Model Computation: Forward and backward propagation. This step is rarely the cause of a bottleneck. Accelerators (GPUs) continue to improve and CPU hosts are usual unable to keep up with them.

When the training dataset is large (100s of GBs), disk I/O or data preprocessing, or both, can become bottlenecks.

Disk I/O: If the training dataset is stored remotely (for example, on Amazon Simple Storage Service [Amazon S3] or Amazon Elastic Block Store [Amazon EBS]), I/O can pose a networking challenge. Furthermore, if the training loop is orchestrated across multiple nodes, multiple machines start requesting data concurrently and I/O becomes a bottleneck. We will see how Amazon FSx for Lustre helped us scale data transfer throughput in our second post.

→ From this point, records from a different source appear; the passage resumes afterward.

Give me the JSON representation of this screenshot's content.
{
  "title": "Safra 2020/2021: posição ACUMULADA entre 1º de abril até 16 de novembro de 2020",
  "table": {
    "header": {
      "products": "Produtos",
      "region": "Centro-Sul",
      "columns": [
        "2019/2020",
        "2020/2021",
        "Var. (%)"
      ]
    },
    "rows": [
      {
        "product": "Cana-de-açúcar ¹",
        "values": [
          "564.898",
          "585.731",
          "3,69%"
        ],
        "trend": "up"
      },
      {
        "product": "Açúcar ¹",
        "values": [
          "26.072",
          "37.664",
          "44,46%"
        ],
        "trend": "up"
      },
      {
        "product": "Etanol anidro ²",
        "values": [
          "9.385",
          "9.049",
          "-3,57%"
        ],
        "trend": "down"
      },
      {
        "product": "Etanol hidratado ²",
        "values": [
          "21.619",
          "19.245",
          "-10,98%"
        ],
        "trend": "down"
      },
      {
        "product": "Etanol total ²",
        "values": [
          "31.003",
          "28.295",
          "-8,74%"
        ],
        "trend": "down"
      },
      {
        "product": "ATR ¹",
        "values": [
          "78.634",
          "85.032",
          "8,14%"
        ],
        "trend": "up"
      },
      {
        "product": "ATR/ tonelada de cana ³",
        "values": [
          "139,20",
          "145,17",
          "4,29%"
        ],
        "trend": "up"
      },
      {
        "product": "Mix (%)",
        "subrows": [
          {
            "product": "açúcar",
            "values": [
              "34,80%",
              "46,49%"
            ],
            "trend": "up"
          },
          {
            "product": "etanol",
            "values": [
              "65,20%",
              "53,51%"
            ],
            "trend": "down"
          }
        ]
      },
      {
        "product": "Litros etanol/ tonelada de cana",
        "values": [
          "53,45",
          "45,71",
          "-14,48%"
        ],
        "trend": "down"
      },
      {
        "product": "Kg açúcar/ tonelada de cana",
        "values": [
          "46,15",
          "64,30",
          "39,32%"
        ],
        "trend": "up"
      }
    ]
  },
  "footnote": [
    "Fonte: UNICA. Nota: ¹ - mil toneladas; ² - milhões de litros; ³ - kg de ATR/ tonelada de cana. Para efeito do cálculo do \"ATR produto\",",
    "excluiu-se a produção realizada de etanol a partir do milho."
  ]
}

Static Preprocessing: Often times static transformations like decoding images, converting to tensors, resizing, reorienting, and many other augmentations are computationally expensive and time consuming. Moreover, if the training dataset is saved on disk as compressed archives, as with medical datasets such as BraTS, static preprocessing is even more time consuming. For example, loading a NIfTI image is seven times slower when it is archived; loading a .nii.gz file takes about 850 ms., whereas loading a .nii file takes 120 ms.

TensorFlow’s tf.data.Snapshot, Nvidia’s Clara.SmartCacheDataset, and MONAI’s monai.data.CacheDataset let you reuse such computations by caching static transformations in CPU memory or on disk. The cached data is then reused by subsequent epochs instead of being computed within each iteration. However, this strategy only works if the transformed dataset fits in the CPU memory or alongside the raw dataset and model artifacts on a disk. If you plan on running multiple experiments (for example, neural architecture search or hyperparameter optimization), and if those experiments share the same static transformations, consider removing static preprocessing from the training loop altogether. For example, you can take advantage of the fully managed SageMaker Processing to host your static preprocessing and save the results on Amazon S3, which we discuss in part two of this series.

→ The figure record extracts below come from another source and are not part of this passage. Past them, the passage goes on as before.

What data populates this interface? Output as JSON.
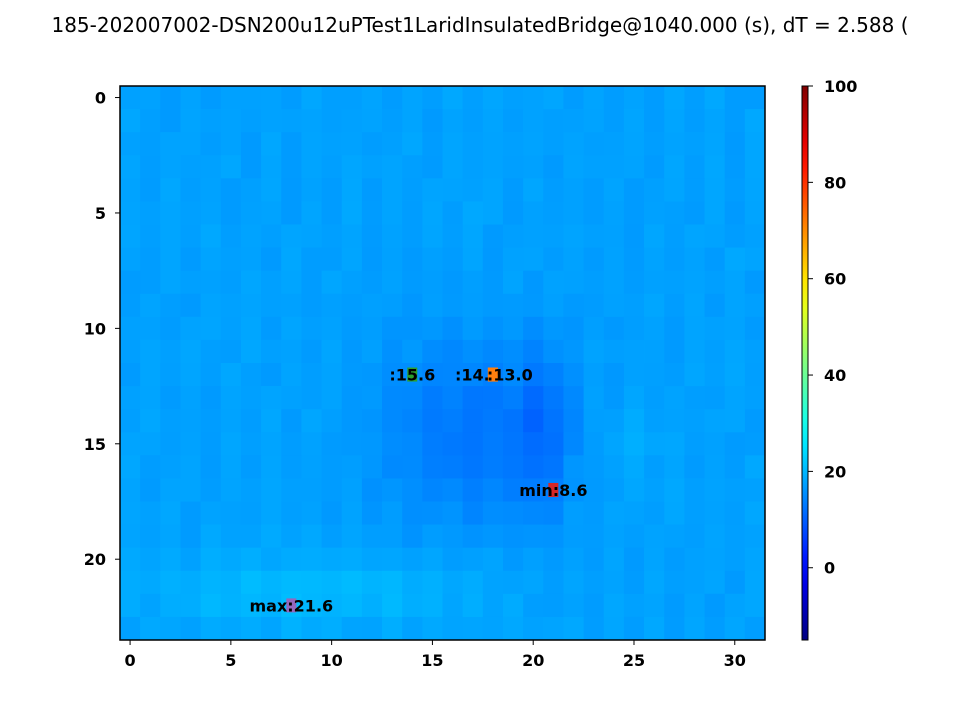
{
  "chart_data": {
    "type": "heatmap",
    "title": "185-202007002-DSN200u12uPTest1LaridInsulatedBridge@1040.000 (s), dT = 2.588 (",
    "colormap": "jet",
    "grid": false,
    "rows": 24,
    "cols": 32,
    "xlim": [
      -0.5,
      31.5
    ],
    "ylim": [
      23.5,
      -0.5
    ],
    "x_ticks": [
      0,
      5,
      10,
      15,
      20,
      25,
      30
    ],
    "y_ticks": [
      0,
      5,
      10,
      15,
      20
    ],
    "x_tick_labels": [
      "0",
      "5",
      "10",
      "15",
      "20",
      "25",
      "30"
    ],
    "y_tick_labels": [
      "0",
      "5",
      "10",
      "15",
      "20"
    ],
    "colorbar": {
      "range": [
        -15,
        100
      ],
      "ticks": [
        0,
        20,
        40,
        60,
        80,
        100
      ],
      "tick_labels": [
        "0",
        "20",
        "40",
        "60",
        "80",
        "100"
      ],
      "placement": "right"
    },
    "background_value": 17.5,
    "annotations": [
      {
        "x": 14,
        "y": 12,
        "label": ":15.6",
        "marker_color": "#2ca02c"
      },
      {
        "x": 18,
        "y": 12,
        "label": ":14.7",
        "marker_color": "#ff7f0e"
      },
      {
        "x": 18,
        "y": 12,
        "label": ":13.0",
        "marker_color": "#ff7f0e"
      },
      {
        "x": 21,
        "y": 17,
        "label": "min:8.6",
        "marker_color": "#d62728"
      },
      {
        "x": 8,
        "y": 22,
        "label": "max:21.6",
        "marker_color": "#9467bd"
      }
    ]
  }
}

Randomized Preprocessing: The computation of randomized transformations (such as random crops and flips) is not reusable. For randomized transformations, consider horizontal scaling. That is, distribute the compute of randomized transformations across multiple CPU workers. Fortunately, most deep learning frameworks offer horizontal scaling in their data loaders. However, you still need to tune the number of CPU workers yourself. Having too few CPU workers leads to underutilization of CPU memory. Alternatively, having too many CPU workers leads to out-of-memory exceptions and errors since each worker runs its own process with its own memory footprint. If data preprocessing remains a bottleneck, consider offloading randomized transformations to GPU. NVIDIA’s Data Loading Library (DALI) is a data loading and preprocessing library that accelerates training loops by moving data preprocessing to GPU. This previous blog post discusses ways to optimize I/O for GPU performance.

Conclusion

In this first part of the blog series, we described the challenges commonly faced in medical domain when training large-scale CV on terabytes of medical imaging data. We studied the data parallelism and its challenges. In part two, we will extend the knowledge described in this post and demonstrate a cloud-native solution to train a tumor segmentation model on multiple terabytes of training data. You will learn how we scale so that we reduce the training time from 90 hours to four hours.

With the proposed solution in our next post, data scientists working in the healthcare and life science domain can train medical imaging models with larger datasets and richer information from multi-modality imaging techniques. ML teams can iterate faster over model tuning, resulting in a more accurate model. This, in turn, would help researchers, radiologists, clinicians, and healthcare providers understand disease patterns better while providing a more personalized treatment.